Did I mention it is TWENTY SEVEN degrees??
And now I am standing and holding the toddler in the freezing cold while my 4-year old is getting UNDRESSED.
He proceeds to have problems, so I fumble around to get him help while still holding my toddler (who is holding like 6 accessories because that is how she rolls)
I snapped at him.
I was visibly and audibly impatient. Sure I was pushed, and tested. I failed. Let me rephrase that: I let internal anxiety about running late (how trivial, really) because of a choice I made to let my toddler sleep in, come out as impatience and sharpness in my voice and words toward my sweet 4-year old boy.
My heart called me to one action ... I prayed.
Not for supplementation; I didn't feel I needed more patience or easier kids or moments. I prayed to thank God. I had just listened to a song about how incredible our savior is in his forgiveness, grace and love for me even though I am a lost, broken person. God's unwavering patience and grace for us becomes blindingly bright as it is juxtaposed against what just transpired: the fact that I can't hold it together with a picky toddler for a trivial amount of time.
In my walk with the Lord, these moments are opportunities He is giving me to deepen my roots in Him and strengthen my foundation. In my weakness, He is my strength.
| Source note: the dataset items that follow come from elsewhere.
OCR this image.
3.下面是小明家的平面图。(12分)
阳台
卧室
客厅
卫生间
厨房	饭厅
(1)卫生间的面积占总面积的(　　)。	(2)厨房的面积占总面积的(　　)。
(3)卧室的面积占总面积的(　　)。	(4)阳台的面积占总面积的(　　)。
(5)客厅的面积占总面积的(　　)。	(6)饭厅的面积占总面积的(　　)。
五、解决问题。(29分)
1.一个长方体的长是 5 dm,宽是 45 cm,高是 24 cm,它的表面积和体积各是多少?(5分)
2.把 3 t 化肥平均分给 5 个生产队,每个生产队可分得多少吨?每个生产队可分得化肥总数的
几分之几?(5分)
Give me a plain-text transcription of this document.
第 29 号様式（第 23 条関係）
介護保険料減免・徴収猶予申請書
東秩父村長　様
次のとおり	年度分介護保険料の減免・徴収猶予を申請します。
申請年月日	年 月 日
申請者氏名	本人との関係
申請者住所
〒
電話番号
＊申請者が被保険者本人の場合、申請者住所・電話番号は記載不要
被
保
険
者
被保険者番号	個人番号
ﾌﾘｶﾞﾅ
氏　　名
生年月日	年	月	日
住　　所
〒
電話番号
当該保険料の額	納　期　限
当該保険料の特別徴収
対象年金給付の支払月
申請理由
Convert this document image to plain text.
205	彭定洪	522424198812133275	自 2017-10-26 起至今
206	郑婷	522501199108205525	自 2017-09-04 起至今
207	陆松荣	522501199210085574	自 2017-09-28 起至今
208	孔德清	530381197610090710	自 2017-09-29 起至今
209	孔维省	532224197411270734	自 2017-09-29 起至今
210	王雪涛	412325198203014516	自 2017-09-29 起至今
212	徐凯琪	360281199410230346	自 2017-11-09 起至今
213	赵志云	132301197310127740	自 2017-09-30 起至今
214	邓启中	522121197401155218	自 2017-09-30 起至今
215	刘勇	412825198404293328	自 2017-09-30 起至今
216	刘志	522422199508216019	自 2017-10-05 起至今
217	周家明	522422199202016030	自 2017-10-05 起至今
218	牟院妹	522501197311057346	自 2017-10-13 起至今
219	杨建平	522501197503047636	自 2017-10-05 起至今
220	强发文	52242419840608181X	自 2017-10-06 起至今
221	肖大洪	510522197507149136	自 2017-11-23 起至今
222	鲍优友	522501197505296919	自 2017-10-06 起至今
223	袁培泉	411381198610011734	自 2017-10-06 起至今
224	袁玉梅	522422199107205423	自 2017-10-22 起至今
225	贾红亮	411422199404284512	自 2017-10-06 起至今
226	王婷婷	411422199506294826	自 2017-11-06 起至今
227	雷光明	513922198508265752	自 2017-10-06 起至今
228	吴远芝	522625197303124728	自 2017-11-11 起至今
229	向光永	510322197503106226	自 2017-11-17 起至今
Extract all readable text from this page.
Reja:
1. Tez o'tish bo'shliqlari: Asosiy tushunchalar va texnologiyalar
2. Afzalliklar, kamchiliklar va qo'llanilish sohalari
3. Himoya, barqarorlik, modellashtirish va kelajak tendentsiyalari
I am not discouraged because of these moments of trial (and failure); rather, I turn to His word where I find how I can be more like Him:
Who our Lord is:
"But you, Lord, are a compassionate and gracious God, slow to anger, abounding in love and faithfulness." Psalm 86:15
What I am called to do in the likeness of Christ:
"My dear brothers and sisters, take note of this: Everyone should be quick to listen, slow to speak and slow to become angry." James 1:19
Can you find opportunities in your life to find strength in the Lord instead of trying to do it all yourself?